Newsletter Saturday, November 9

By Dietrich Knauth

NEW YORK (Reuters) -A U.S. bankruptcy judge on Friday approved Rite Aid (NYSE:)’s restructuring plan, allowing the pharmacy chain to cut its debt by $2 billion and turn over control to a group of lenders.

U.S. Bankruptcy Judge Michael Kaplan approved Rite Aid’s bankruptcy plan at a court hearing in Trenton, New Jersey, saying that the restructuring had saved the company from having to shut down and liquidate operations.

Before Kaplan’s ruling, Rite Aid attorney Aparna Yenamandra told the judge that 28,000 jobs could be lost if the restructuring deal was not approved.

“If we can’t get it done now, we’re simply never going to get it done,” Yenamandra said.

Rite Aid filed for Chapter 11 in October 2023, after reporting $750 million in losses and $24 billion in revenue for the past fiscal year.

Rite Aid used its bankruptcy to close hundreds of stores, sell its pharmacy benefit company Elixir, and negotiate settlements with its lenders, drug distribution partner McKesson (NYSE:) and other creditors.

Rite Aid’s restructuring will provide $47.5 million to junior creditors, including individuals and local governments that have sued the company allegedly contributing to the deadly U.S. opioid epidemic.

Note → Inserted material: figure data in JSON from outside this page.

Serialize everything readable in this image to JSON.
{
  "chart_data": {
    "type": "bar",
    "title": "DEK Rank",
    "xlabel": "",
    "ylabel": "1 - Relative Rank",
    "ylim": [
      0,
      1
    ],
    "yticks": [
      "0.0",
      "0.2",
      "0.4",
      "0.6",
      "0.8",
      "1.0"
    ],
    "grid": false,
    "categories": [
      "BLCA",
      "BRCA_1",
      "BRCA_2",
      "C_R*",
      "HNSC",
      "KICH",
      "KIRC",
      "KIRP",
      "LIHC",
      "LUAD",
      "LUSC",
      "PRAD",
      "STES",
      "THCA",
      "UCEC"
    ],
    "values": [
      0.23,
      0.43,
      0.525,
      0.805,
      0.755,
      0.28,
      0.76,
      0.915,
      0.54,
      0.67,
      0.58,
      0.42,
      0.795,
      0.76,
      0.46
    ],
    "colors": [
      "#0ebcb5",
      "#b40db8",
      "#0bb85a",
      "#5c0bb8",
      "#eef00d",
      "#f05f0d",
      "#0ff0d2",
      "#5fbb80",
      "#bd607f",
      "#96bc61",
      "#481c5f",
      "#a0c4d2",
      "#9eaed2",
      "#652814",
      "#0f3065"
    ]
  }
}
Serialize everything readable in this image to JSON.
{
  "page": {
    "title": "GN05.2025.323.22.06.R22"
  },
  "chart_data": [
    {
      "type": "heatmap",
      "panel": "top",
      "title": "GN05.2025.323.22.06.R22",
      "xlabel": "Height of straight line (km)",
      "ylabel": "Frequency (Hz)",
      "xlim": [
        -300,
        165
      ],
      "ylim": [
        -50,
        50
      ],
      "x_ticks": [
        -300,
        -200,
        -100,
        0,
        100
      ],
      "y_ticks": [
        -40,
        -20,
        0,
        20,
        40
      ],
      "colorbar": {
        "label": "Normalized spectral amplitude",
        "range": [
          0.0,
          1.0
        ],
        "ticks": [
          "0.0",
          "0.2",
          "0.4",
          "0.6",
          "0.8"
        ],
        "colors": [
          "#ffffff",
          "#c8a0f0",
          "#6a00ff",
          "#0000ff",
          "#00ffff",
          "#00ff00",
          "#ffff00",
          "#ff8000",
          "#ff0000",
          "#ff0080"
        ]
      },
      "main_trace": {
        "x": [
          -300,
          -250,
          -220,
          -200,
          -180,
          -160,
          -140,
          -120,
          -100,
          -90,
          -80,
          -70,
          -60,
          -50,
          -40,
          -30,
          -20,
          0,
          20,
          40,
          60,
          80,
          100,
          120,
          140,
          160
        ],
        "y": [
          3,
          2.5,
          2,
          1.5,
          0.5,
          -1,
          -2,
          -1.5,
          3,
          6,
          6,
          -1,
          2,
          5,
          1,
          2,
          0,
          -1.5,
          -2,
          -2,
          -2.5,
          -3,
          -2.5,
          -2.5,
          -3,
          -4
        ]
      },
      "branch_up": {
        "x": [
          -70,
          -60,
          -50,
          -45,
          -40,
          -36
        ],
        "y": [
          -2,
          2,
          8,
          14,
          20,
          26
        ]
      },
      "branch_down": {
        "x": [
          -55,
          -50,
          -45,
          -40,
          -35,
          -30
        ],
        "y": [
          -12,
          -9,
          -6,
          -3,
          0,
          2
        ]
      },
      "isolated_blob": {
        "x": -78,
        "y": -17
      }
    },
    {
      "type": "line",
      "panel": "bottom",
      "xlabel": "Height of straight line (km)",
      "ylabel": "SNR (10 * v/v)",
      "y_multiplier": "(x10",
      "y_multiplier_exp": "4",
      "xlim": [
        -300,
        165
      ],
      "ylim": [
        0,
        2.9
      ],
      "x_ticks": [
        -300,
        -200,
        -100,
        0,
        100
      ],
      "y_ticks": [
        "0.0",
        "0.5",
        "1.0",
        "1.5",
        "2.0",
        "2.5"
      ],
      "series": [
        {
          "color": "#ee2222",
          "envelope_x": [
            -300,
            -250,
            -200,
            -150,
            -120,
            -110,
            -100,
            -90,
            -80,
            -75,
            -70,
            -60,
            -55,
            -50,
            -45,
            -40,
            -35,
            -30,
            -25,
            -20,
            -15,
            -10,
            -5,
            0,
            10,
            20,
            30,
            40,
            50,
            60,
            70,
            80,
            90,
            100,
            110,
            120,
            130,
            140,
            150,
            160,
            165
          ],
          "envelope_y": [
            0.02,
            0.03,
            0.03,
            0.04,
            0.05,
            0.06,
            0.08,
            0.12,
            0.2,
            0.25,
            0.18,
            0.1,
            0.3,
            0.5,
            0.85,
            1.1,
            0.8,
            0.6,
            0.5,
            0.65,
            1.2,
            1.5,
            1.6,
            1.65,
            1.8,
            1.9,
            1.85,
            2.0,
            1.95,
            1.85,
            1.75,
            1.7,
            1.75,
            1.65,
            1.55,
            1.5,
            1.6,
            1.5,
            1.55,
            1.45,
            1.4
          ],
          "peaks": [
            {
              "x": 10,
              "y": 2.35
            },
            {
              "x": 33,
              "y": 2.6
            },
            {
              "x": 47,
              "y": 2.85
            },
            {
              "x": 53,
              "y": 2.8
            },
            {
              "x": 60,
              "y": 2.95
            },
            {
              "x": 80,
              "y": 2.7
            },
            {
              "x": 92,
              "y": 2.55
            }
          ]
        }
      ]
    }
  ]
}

Before it filed for bankruptcy, Rite Aid faced 1,600 opioid lawsuits, including one by the federal government alleging that the company ignored red flags when filling suspicious prescriptions for addictive opioid pain drugs.

Arik Preis, an attorney representing opioid creditors, said that 22,000 individuals who had filed personal injury opioid claims in the Rite Aid bankruptcy stood to receive between $250 and $500 each. The settlement payments, though modest, are a victory for opioid claimants because of Rite Aid’s high debt and dire financial troubles, Preis said.

“It’s pretty awful, but it could have been worse,” Preis said. “That’s the reality of this case.”

Rite Aid reached settlements with 16 of the 17 states where it operates, which resolved those states’ opioid claims. Kaplan overruled an objection by Maryland, saying that the state could not hold up Rite Aid’s bankruptcy so that it could continue an investigation into Rite Aid’s opioid sales.

Rite Aid, which had over 2,000 stores when it filed for bankruptcy in October, will emerge from bankruptcy with about 1,300 remaining locations.

The company plans to exit from bankruptcy in about a month, funded by $2.55 billion in financing provided by its lenders, Yenamandra said.

Rite Aid will use the time to fine tune some of the details in its bankruptcy deal, including a last-minute change spurred by the U.S. Supreme Court Thursday ruling in the Purdue Pharma bankruptcy, which sharply scaled back bankruptcy courts’ ability to stop lawsuits against people and organizations that did not file for bankruptcy.

To comply with that ruling, Rite Aid will work to ensure that its own deal’s legal protections for non-debtors, such as Rite Aid’s lenders and CEO, will have the consent of anyone who has a legal claim against those parties.